We are putting into effect today a new Border Patrol reporting structure that gives the Border Patrol Chief, who is based here at Headquarters, direct responsibility for all aspects of Border Patrol operations, including line authority over the 21 sector chiefs. Previously, Border Patrol agents reported to sector chiefs, who reported to a regional director. The regional director, who has both enforcement and service responsibilities, then reported to Headquarters. In effect, the Border Patrol Chief had no direct authority over his own organization.

The new, direct chain of command for the Border Patrol will help enhance national security by enabling the Chief to rapidly deploy personnel and other resources in response to crises arising anywhere in the United States. A good example of why this structure needs changing occurred when I wanted to send more than 300 Border Patrol agents to airports around the country in response to the events of September 11th, I found our efforts were impeded by the old structure, and I had to circumvent it in order to deploy the agents within 36 hours. The Border Patrol is just the beginning. Restructuring will result in better-defined chains of command for all agency programs, in both service and enforcement. By aligning expertise with the function being managed, we will be able to achieve greater efficiency and greater accountability.

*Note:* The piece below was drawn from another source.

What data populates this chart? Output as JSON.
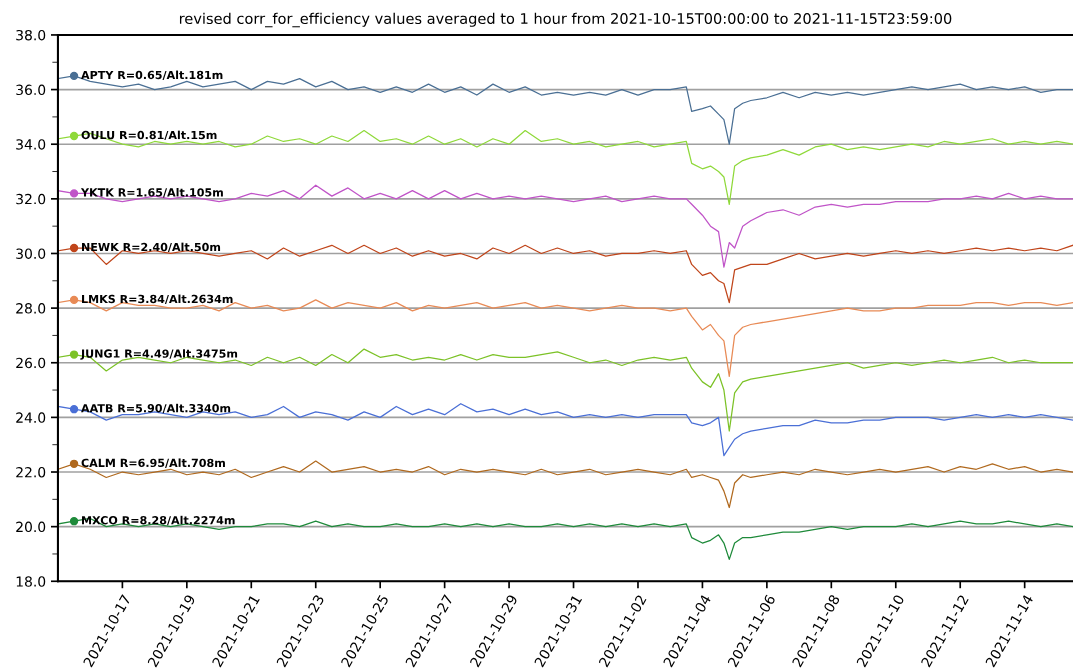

In Detention and Removals, we are transferring control of some functions at our eight Service Processing Centers from district and regional directors to Headquarters. When this transition is completed -- hopefully in August -- the head of Detention and Removals will directly oversee the management of these agency-operated detention facilities, and will have ultimate responsibility and accountability for the care of detainees and the implementation of detention standards.

These changes at the SPCs, are the first steps of a broader plan to centralize control over all district detention and removal functions. This consolidation of management will help ensure that our detention policies and procedures aimed at creating a safe, secure, and humane environment for all detainees are executed uniformly and consistently throughout the agency.

Juveniles in INS custody, especially unaccompanied minors, present a unique challenge. To meet their special needs, we have created an Office of Juvenile Affairs, which will report directly to me. I am very pleased to announce the appointment of Boston District Director Steve Farquharson as the interim director of this office. He will have direct line authority over officers in the field as he oversees national programs designed to make sure that all juveniles receive proper care.

At the same time that we are searching for a permanent Director of Juvenile Affairs, we are also looking to fill two other key positions that are being created in the new INS – Chief Financial Officer and Chief Information Officer. As the Attorney General noted, the CFO will have broad responsibilities aimed at ensuring sound financial management. These include developing and executing the agency’s annual budget, preparing annual financial plans, and overseeing our debt management program. The CIO will be responsible for marshalling our information systems to provide accurate, up-to-date data to both the enforcement and services bureaus and to make sure they are able to share information when necessary.

Finally, we have established a field advisory board to act as a liaison between the Headquarters Office of Restructuring and the various field components. The 11 senior field and regional managers who serve on the board have more than two centuries of cumulative experience with INS. It was clear at the board’s first meeting last week that their leadership and subject matter expertise will be instrumental in moving this restructuring forward.

I am confident that with their guidance, and with the help and support of the Congress and the Administration, we can quickly complete construction of the new INS -- an INS that will successfully meet the demands and challenges of the 21st century. Thank you.